Welcome to SPARC Forums. Please login or sign up.

Apr 15, 2024, 11:48:19 PM

Login with username, password and session length

International custody feud has new twist

Started by Phillip, Dec 08, 2003, 10:35:15 AM

Previous topic - Next topic

Phillip

Courtesy of the Atlanta Journel Constitution (AJC.com)
Mom who fled to Caymans with kids will get them back after school breaks
Mark Davis - Staff
Wednesday, December 3, 2003

The former Gwinnett school teacher who three years ago fled to the Cayman Islands with her children, only to lose them to their father earlier this year when authorities returned her to the United States, got them back in a Fulton court Tuesday.

Fulton County Superior Court Judge John J. Goger overturned an earlier order that had given custody of Emily and Jeffrey Taylor Weeks to their father, Jeff Weeks.

In a decision late Tuesday morning, Goger gave primary custody of the children back to Joyce Williams, 35, of Sugar Hill, claiming he had misgivings about their father's character.

Goger's ruling capped what had been an international struggle for custody of two children involving at least three custody hearings. The latest revealed that Weeks is bisexual, which he reluctantly admitted in pointed questioning.

Weeks should not have tried to hide his personal life, Goger said.

". . . [Y]ou placed a higher priority on either keeping some part of your life secret or disguising it, over just being candid and sticking your chin out and fighting for the best interest of your children," the judge told Weeks.

Emily, 9, and her brother, 8, will be returned to their mother's custody on Dec. 19, the end of the youngsters' academic semester, Goger said. Until then, he said, they are to remain with their father, who will pay $1,145 a month in child support after their return to their mother.

The decision delighted Williams, who burst out in tears when Goger made his announcement.

"We had a judge who was willing to sit and listen to what is the truth and what is not," she said. "I'm relieved. I'm ready to be a mom."

She has earned the right to have custody of the two, said David Baum, her lawyer.

"She's a great mother," he said.

A Norcross attorney, Baum compromised Weeks' credibility with the testimony of two people --- one a computer expert, the other a mother of a gay man.

The computer expert, hired to check Weeks' computer for evidence of pornography, testified that the machine's hard drive had been erased a day before his probe. The expert also testified that he found evidence Weeks had been active on manhunt.net, a gay Web site.

A second witness told the court that her son, who is gay, had told her he had lived with Weeks during 1999 and 2000.

"This was a case that went to credibility," Baum said.

The ruling left Alan Mullinax, Weeks' lawyer, searching for words.

"I am absolutely floored by the decision," said Mullinax, of Stone Mountain. Mullinax said he would apply to the state Supreme Court to review the case.

The judge's decision is the latest twist in a case that dates to October 2000, when Williams, her husband, Patrick Williams, and the children abandoned their Dacula home and vanished. Two days earlier, a Gwinnett judge had ordered the mother to adhere to a custody and visitation agreement she had with Weeks, her former husband.

For more than two years, Weeks had no idea where his children had gone. Then in March, Gwinnett officials told him his ex-wife and children had surfaced in the Cayman Islands, a British crown colony more than 1,000 miles away in the Caribbean.

The Williamses, he learned, were working at a George Town church --- she as a teacher, he as a music minister. A Cayman parishioner who plugged their names into the Internet search engine Google discovered that the two were wanted in Gwinnett County.

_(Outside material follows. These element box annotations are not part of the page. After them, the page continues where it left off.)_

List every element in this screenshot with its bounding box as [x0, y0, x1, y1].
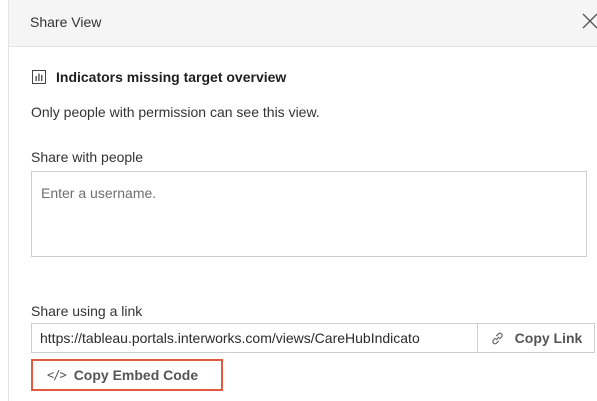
copy-embed-code-button[interactable]: </> Copy Embed Code — [31, 359, 223, 391]
code-icon: </> — [47, 368, 67, 382]
share-link-field[interactable] — [31, 323, 477, 353]
dialog-header: Share View — [9, 0, 597, 47]
share-with-people-label: Share with people — [31, 149, 144, 165]
share-link-row: Copy Link — [31, 323, 595, 353]
dialog-title: Share View — [30, 14, 102, 30]
username-input[interactable] — [31, 171, 587, 257]
close-icon[interactable] — [579, 10, 597, 32]
view-title: Indicators missing target overview — [56, 69, 287, 85]
copy-link-label: Copy Link — [514, 330, 583, 346]
copy-link-button[interactable]: Copy Link — [477, 323, 595, 353]
share-link-label: Share using a link — [31, 303, 143, 319]
permission-note: Only people with permission can see this… — [31, 104, 320, 120]
link-icon — [490, 331, 505, 346]
view-title-row: Indicators missing target overview — [32, 67, 286, 87]
copy-embed-code-label: Copy Embed Code — [73, 367, 199, 383]
bar-chart-icon — [32, 70, 46, 84]
share-view-dialog: Share View Indicators missing target ove… — [8, 0, 597, 401]
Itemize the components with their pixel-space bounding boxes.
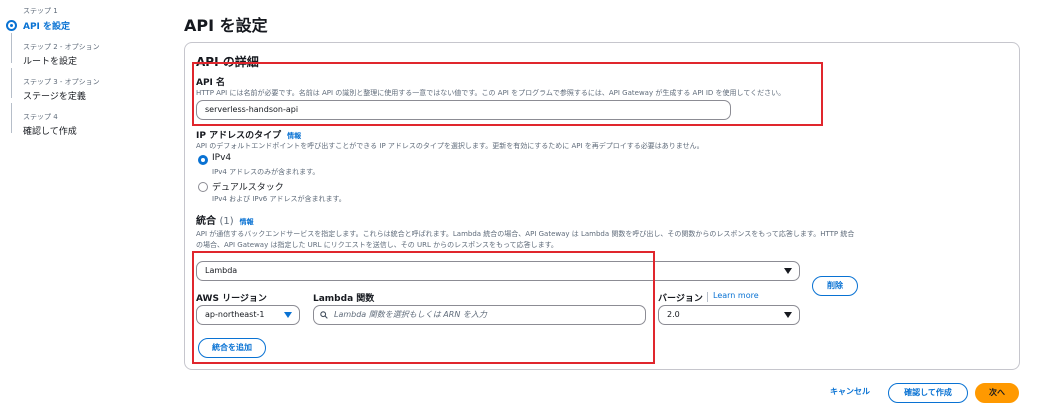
ip-type-info-link[interactable]: 情報 (287, 132, 301, 140)
version-select[interactable]: 2.0 (658, 305, 800, 325)
page-title: API を設定 (184, 16, 268, 35)
step-4-sub: ステップ 4 (23, 113, 58, 121)
next-button[interactable]: 次へ (975, 383, 1019, 403)
step-connector (11, 68, 12, 98)
radio-ipv4-description: IPv4 アドレスのみが含まれます。 (212, 168, 320, 176)
step-1-title[interactable]: API を設定 (23, 19, 70, 32)
step-active-indicator-icon (6, 20, 17, 31)
step-connector (11, 103, 12, 133)
section-heading: API の詳細 (196, 55, 259, 69)
lambda-function-search[interactable]: Lambda 関数を選択もしくは ARN を入力 (313, 305, 646, 325)
region-label: AWS リージョン (196, 294, 267, 304)
radio-ipv4-label[interactable]: IPv4 (212, 153, 231, 163)
step-2-sub: ステップ 2 - オプション (23, 43, 100, 51)
lambda-function-placeholder: Lambda 関数を選択もしくは ARN を入力 (334, 310, 487, 319)
step-connector (11, 33, 12, 63)
radio-ipv4[interactable] (198, 155, 208, 165)
api-name-label: API 名 (196, 78, 226, 88)
integration-count: (1) (219, 216, 234, 227)
integration-label: 統合 (1) 情報 (196, 212, 254, 227)
chevron-down-icon (784, 312, 792, 318)
version-divider (707, 292, 708, 302)
region-select[interactable]: ap-northeast-1 (196, 305, 300, 325)
api-name-description: HTTP API には名前が必要です。名前は API の識別と整理に使用する一意… (196, 89, 786, 97)
chevron-down-icon (784, 268, 792, 274)
step-4-title[interactable]: 確認して作成 (23, 124, 77, 137)
remove-integration-button[interactable]: 削除 (812, 276, 858, 296)
ip-type-label-text: IP アドレスのタイプ (196, 131, 282, 141)
learn-more-link[interactable]: Learn more (713, 291, 759, 300)
step-3-sub: ステップ 3 - オプション (23, 78, 100, 86)
integration-label-text: 統合 (196, 216, 216, 227)
region-value: ap-northeast-1 (205, 310, 265, 319)
step-1-sub: ステップ 1 (23, 7, 58, 15)
integration-info-link[interactable]: 情報 (240, 218, 254, 226)
chevron-down-icon (284, 312, 292, 318)
integration-type-value: Lambda (205, 266, 238, 275)
ip-type-label: IP アドレスのタイプ 情報 (196, 128, 301, 141)
lambda-function-label: Lambda 関数 (313, 294, 375, 304)
version-value: 2.0 (667, 310, 680, 319)
radio-dualstack-description: IPv4 および IPv6 アドレスが含まれます。 (212, 195, 346, 203)
ip-type-description: API のデフォルトエンドポイントを呼び出すことができる IP アドレスのタイプ… (196, 142, 704, 150)
add-integration-button[interactable]: 統合を追加 (198, 338, 266, 358)
integration-type-select[interactable]: Lambda (196, 261, 800, 281)
version-label: バージョン (658, 294, 703, 304)
step-3-title[interactable]: ステージを定義 (23, 89, 86, 102)
review-create-button[interactable]: 確認して作成 (888, 383, 968, 403)
cancel-button[interactable]: キャンセル (822, 383, 878, 403)
radio-dualstack[interactable] (198, 182, 208, 192)
integration-description-2: の場合、API Gateway は指定した URL にリクエストを送信し、その … (196, 241, 558, 249)
search-icon (320, 311, 328, 319)
radio-dualstack-label[interactable]: デュアルスタック (212, 180, 284, 193)
step-2-title[interactable]: ルートを設定 (23, 54, 77, 67)
integration-description-1: API が通信するバックエンドサービスを指定します。これらは統合と呼ばれます。L… (196, 230, 855, 238)
api-name-input[interactable]: serverless-handson-api (196, 100, 731, 120)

Later that month, Cayman officials sent the Williamses back, where each faced criminal charges stemming from their flight from the United States. In June, a Gwinnett judge awarded custody to Weeks, giving Williams limited and supervised visitation rights.

Williams still faces criminal charges for that flight from the United States --- something Williams said she'd never do again.

"We're not going anywhere," she said. "The next time we go to the islands, it'll be for vacation."
**********************************************************

I guess being gay is worse than being a kidnapper.

Indigo Mom

Being gay makes you less credible than a kidnapper.